The three ruling coalition parties didn't participate in the ten-day media campaign until the third day, among them Mečiar's Movement for a Democratic Slovakia (HZDS). Two out of three fused to submit any spots to Slovak Television, which sponsored free air time for parties to lobby voters.
The ultra-right Slovak National Party (SNS) said it delayed because the TV campaign's introduction was swaying the viewer to respond positively by highlighting the word 'Yes' too much; the HZDS claimed it was awaiting the Constitutional Court's decision before it moved on anything else.
The so-called "Blue Coalition," a group of eight opposition parties which engineered a petition drive earlier this year to hold a referendum on direct presidential election, wasted no time in using the air time, adopting a common stance to each of the four questions. This alliance, headed by the Christian Democratic Movement (KDH) and the Democratic Union (DU) and joined by the Hungarian parties, recommended that their parties' voters respond 'Yes' to entering NATO (the first question) and to the direct presidential election (the fourth question) and ignore questions number 2 and 3 dealing with foreign troops and nuclear weapons on Slovak territory.

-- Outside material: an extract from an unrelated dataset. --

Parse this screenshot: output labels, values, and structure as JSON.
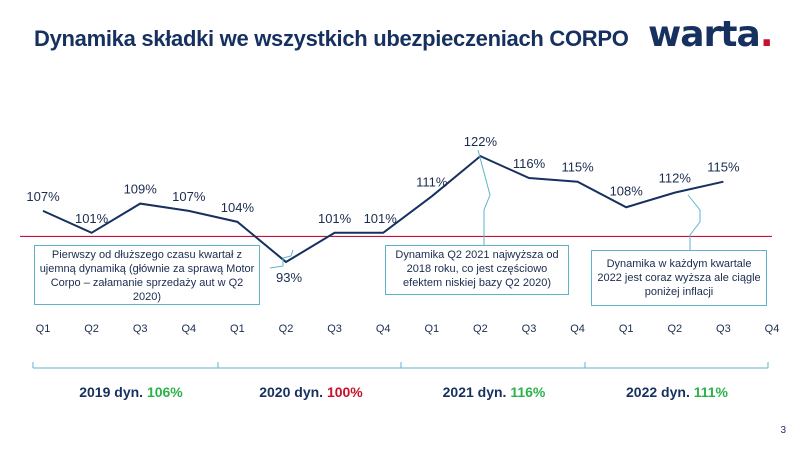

The Party of the Democratic Left (SDĹ) which is not part of the bloc, recommended its voters say 'Yes' to questions 1 and 4, 'No' to the second question and ignore the third.
Mečiar's HZDS recommended its voters say 'Yes' to the first question, 'No' to the fourth but left them with a free choice concerning questions number 2 and 3.

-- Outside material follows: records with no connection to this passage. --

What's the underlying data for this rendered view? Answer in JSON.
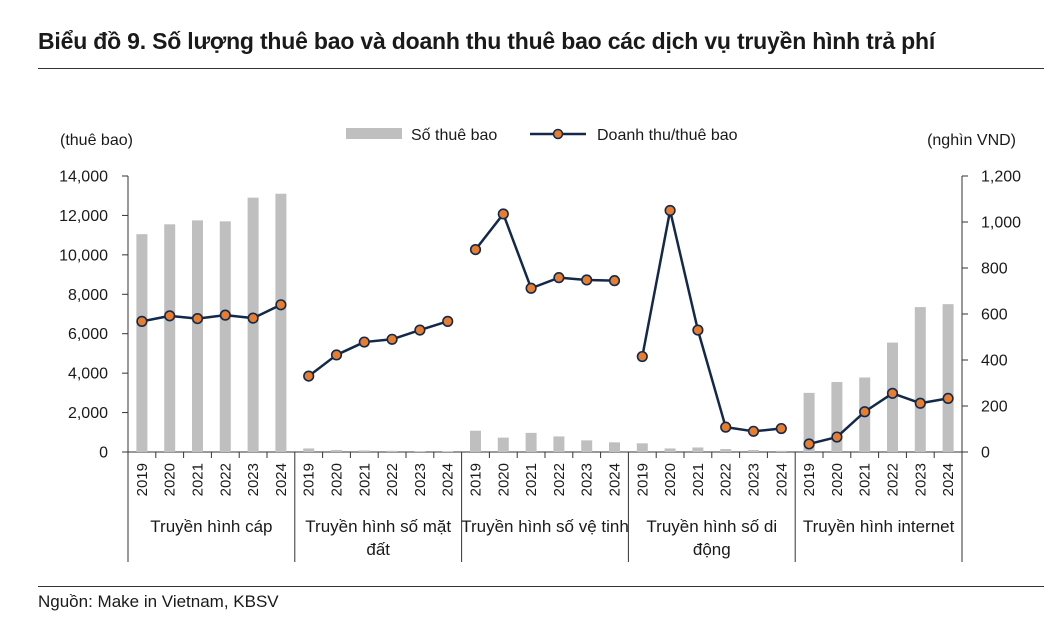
{
  "title": "Biểu đồ 9. Số lượng thuê bao và doanh thu thuê bao các dịch vụ truyền hình trả phí",
  "source": "Nguồn: Make in Vietnam, KBSV",
  "colors": {
    "bar": "#bfbfbf",
    "line": "#13294b",
    "marker_fill": "#e87d2e",
    "marker_stroke": "#13294b"
  },
  "chart_data": {
    "type": "bar+line",
    "left_axis": {
      "label": "(thuê bao)",
      "range": [
        0,
        14000
      ],
      "ticks": [
        "0",
        "2,000",
        "4,000",
        "6,000",
        "8,000",
        "10,000",
        "12,000",
        "14,000"
      ]
    },
    "right_axis": {
      "label": "(nghìn VND)",
      "range": [
        0,
        1200
      ],
      "ticks": [
        "0",
        "200",
        "400",
        "600",
        "800",
        "1,000",
        "1,200"
      ]
    },
    "legend": {
      "bar_label": "Số thuê bao",
      "line_label": "Doanh thu/thuê bao",
      "placement": "top-center"
    },
    "years": [
      "2019",
      "2020",
      "2021",
      "2022",
      "2023",
      "2024"
    ],
    "groups": [
      {
        "name_lines": [
          "Truyền hình cáp"
        ],
        "subscribers": [
          11050,
          11550,
          11750,
          11700,
          12900,
          13100
        ],
        "revenue": [
          568,
          592,
          580,
          595,
          582,
          640
        ]
      },
      {
        "name_lines": [
          "Truyền hình số mặt",
          "đất"
        ],
        "subscribers": [
          180,
          100,
          80,
          60,
          40,
          20
        ],
        "revenue": [
          330,
          422,
          478,
          490,
          530,
          568
        ]
      },
      {
        "name_lines": [
          "Truyền hình số vệ tinh"
        ],
        "subscribers": [
          1080,
          730,
          970,
          790,
          590,
          490
        ],
        "revenue": [
          880,
          1035,
          712,
          758,
          748,
          745
        ]
      },
      {
        "name_lines": [
          "Truyền hình số di",
          "động"
        ],
        "subscribers": [
          440,
          180,
          230,
          150,
          100,
          60
        ],
        "revenue": [
          415,
          1050,
          530,
          108,
          90,
          102
        ]
      },
      {
        "name_lines": [
          "Truyền hình internet"
        ],
        "subscribers": [
          3000,
          3550,
          3780,
          5550,
          7350,
          7500
        ],
        "revenue": [
          35,
          65,
          175,
          255,
          212,
          233
        ]
      }
    ]
  }
}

The easiest job seemed to fall to the fans of the ultra-right SNS and ultra-left Association of Slovak Workers (ZRS), both of whom are in Mečiar's government. Both parties recommended answering 'No' to all four questions.
Slovak President Michal Kováč (right) is praying that a 'Yes' vote on direct presidential elections will end up being valid, while Prime Minister Vladimír Mečiar and his cabinet have strongly indicated they will take the issue to court.